-ck hacking: First MuQSS Throughput Benchmarks

Tuesday, 18 October 2016

First MuQSS Throughput Benchmarks

The short version graphical summary:

Red = MuQSS 112 interactive off
Purple = MuQSS 112 interactive on
Blue = CFS

The detail:
http://ck.kolivas.org/patches/muqss/Benchmarks/20161018/

I went on a journey looking for meaningful benchmarks to conduct to assess the scalability aspect as far as I could on my own 12x machine and was really quite depressed to see what the benchmark situation on linux is like. Only the old and completely invalid benchmarks seem to still be hanging around in public sites and promoted, like Reaim, aim7, dbench, volanomark, etc. and none of those are useful scalability benchmarks. Even more depressing was the only ones with any reputation are actually commercial benchmarks costing hundreds of dollars.

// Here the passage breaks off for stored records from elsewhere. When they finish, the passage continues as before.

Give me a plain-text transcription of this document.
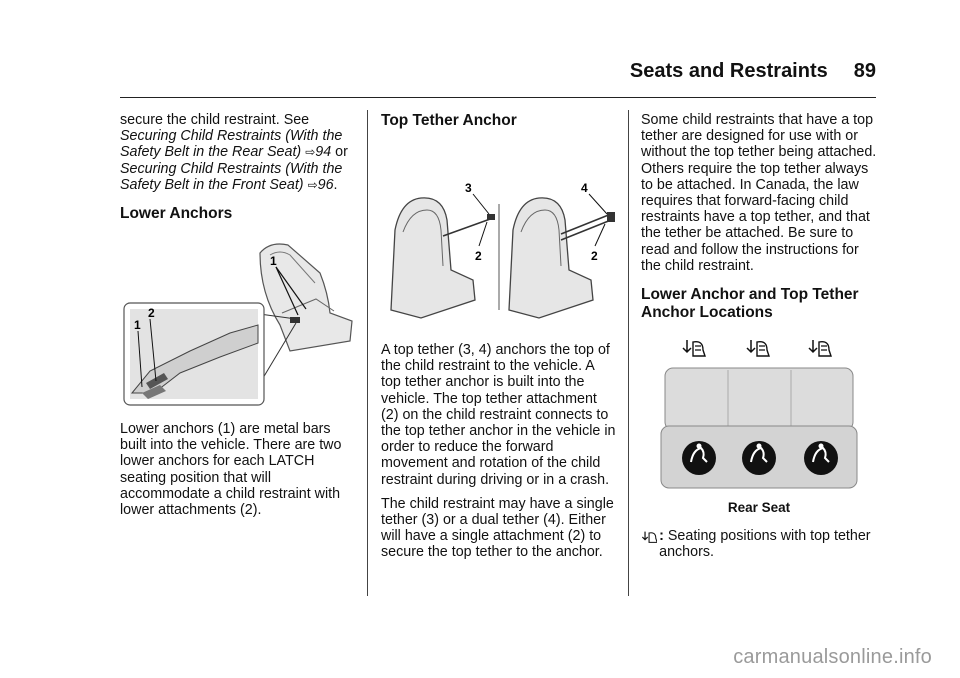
Seats and Restraints 89

secure the child restraint. See Securing Child Restraints (With the Safety Belt in the Rear Seat) ⇨94 or Securing Child Restraints (With the Safety Belt in the Front Seat) ⇨96.

Lower Anchors
1
2
1

Lower anchors (1) are metal bars built into the vehicle. There are two lower anchors for each LATCH seating position that will accommodate a child restraint with lower attachments (2).

Top Tether Anchor
3
2
4
2

A top tether (3, 4) anchors the top of the child restraint to the vehicle. A top tether anchor is built into the vehicle. The top tether attachment (2) on the child restraint connects to the top tether anchor in the vehicle in order to reduce the forward movement and rotation of the child restraint during driving or in a crash.

The child restraint may have a single tether (3) or a dual tether (4). Either will have a single attachment (2) to secure the top tether to the anchor.

Some child restraints that have a top tether are designed for use with or without the top tether being attached. Others require the top tether always to be attached. In Canada, the law requires that forward-facing child restraints have a top tether, and that the tether be attached. Be sure to read and follow the instructions for the child restraint.

Lower Anchor and Top Tether Anchor Locations
Rear Seat
: Seating positions with top tether anchors.
carmanualsonline.info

This made me wonder out loud just how the heck mainline is even doing scalability improvements if there are precious few valid benchmarks for linux and no one's using them. The most promising ones, like mosbench, need multiple machines and quite a bit of set up to get them going.

I spent a day wading through the phoronix test suite - a site and its suite not normally known for meaningful high performance computing discussion and benchmarks - looking for benchmarks that could be used for meaningful results for multicore scalability assessment and were not too difficult to deploy and came up with the following collection:

John The Ripper - a CPU bound application that is threaded to the number of CPUs and intermittently drops to one thread making for slightly more interesting behaviour than just a fully CPU bound workload.

7-Zip Compression - a valid real world CPU bound application that is threaded but rarely able to spread out to all CPUs making it an interesting light load benchmark.

ebizzy - This emulates a heavy content delivery server load which scales beyond the number of CPUs and emulates what goes on between a http server and database.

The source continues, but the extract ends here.